# Katahdin



## LiveFreeorDie NH (Jul 19, 2001)

Can anyone suggest a good day hike for Katahdin?


----------



## Anonymous (Jul 19, 2001)

Saturday?

Trail Talk


----------



## Mike P. (Jul 24, 2001)

Almost all are good, key is getting into park early enough to get choice.  Many people believe best is from Roaring Brook by Chimney Pond.  Stop by Sandy Stream Pond for good chance of seeing moose,

After than if yoiu can't get to Katahdin, Owl, Doubletop & North Brother are all worthy destinations.  On a Saturday or Sunday you will need to arrive at gate before (or near & no later than 5:15) 5:00 if you want choices on your destination


----------



## SherpaKroto (Jul 26, 2001)

Mike's recomendations are right.
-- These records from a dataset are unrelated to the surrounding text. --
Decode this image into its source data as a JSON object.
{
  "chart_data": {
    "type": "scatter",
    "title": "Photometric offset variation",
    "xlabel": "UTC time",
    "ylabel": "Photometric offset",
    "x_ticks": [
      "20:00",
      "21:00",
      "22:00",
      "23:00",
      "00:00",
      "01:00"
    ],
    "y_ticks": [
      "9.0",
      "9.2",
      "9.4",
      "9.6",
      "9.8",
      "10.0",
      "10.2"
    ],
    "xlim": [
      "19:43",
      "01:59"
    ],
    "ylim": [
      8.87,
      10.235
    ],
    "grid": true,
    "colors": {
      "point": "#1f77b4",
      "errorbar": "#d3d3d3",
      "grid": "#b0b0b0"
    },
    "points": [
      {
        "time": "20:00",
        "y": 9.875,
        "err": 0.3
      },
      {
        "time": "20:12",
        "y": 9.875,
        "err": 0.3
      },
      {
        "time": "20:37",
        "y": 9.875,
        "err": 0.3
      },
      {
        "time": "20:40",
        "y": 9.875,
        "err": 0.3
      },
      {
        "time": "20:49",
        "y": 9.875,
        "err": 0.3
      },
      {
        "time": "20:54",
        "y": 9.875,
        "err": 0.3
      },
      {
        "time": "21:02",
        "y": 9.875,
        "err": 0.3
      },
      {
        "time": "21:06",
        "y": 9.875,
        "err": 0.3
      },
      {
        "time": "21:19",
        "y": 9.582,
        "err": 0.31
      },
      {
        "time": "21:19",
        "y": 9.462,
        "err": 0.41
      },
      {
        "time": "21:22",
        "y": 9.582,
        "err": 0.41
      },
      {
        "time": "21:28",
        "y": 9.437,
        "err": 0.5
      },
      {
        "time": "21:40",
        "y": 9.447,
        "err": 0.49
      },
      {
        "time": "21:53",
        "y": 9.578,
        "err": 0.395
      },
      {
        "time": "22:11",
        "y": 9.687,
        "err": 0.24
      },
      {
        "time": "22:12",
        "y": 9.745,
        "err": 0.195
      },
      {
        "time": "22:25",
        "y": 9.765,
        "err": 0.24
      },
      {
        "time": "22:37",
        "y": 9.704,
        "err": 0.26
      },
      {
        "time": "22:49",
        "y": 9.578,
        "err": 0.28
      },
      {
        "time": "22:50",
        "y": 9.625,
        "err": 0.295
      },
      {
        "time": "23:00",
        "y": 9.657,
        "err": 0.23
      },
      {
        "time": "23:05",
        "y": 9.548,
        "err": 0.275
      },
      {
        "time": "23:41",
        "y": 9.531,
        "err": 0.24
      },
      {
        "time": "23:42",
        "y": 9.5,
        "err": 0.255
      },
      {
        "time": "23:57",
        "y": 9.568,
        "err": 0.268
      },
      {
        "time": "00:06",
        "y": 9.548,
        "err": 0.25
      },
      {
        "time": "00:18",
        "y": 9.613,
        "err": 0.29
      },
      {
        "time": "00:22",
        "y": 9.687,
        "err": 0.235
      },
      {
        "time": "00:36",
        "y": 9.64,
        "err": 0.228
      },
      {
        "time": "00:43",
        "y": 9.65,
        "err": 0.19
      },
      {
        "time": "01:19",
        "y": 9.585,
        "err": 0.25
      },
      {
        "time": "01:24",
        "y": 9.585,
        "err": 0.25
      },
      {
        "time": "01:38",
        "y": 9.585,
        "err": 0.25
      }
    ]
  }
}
Get there early (I'd do 4:30 on Saturdays). My choices, all start at Roaring Brook:
1) Up to Chimney Pond - easiest: Saddle to Baxter
2) Chimney to Dudley over Knife Edge: Dudley is very steep and exposed. Knife edge is self explanatory
3) Chimney to Cathedral: a very steep ascent with great views. A good alternative to Knife Edge if winds are strong on the ridge. I wouldn't want to go down this trail
4) Helon Taylor to Knife Edge: Long climb up Keep ridge. Great views, not recommended in questionable weather
5) Chimney Trail to North Basin Cutoff to Hamlin Ridge: an absolutely beautiful trail with incredible views. I highly recommend this as part of a loop (going down is not too bad if you want to do it in reverse). The ONLY reliable spring on the TableLand is at the intersection of Hamlin Ridge and Northwest Basin Trail. Hamlin Ridge is one of the nicest trails I've ever been on.

One general caution - Baxter State Park is much "wilder" than the Whites. You are usually further from safety, so bear this in mind. The area is rugged, and I've found that I tend to hike slower than usual (partly because I'm taking in the scenery). You drive all of the way out there, so take the time to savor it.
Good Luck - SherpaKroto


----------



## LiveFreeorDie NH (Jul 26, 2001)

Thanks everyone for the recommendations, I look forward to making it up to Baxter to spend some time, hopefully soon.  I have been talking to some people from ME and have been hearing similar opinions.
Thanks Again


----------



## David Metsky (Jul 30, 2001)

If you've already done Baxter Peak or want to try something different, the Brothers make a very interesting dayhike, as does Mt Doubletop.  You can do a relatively flat loop into Russell Pond.

 -dave-


----------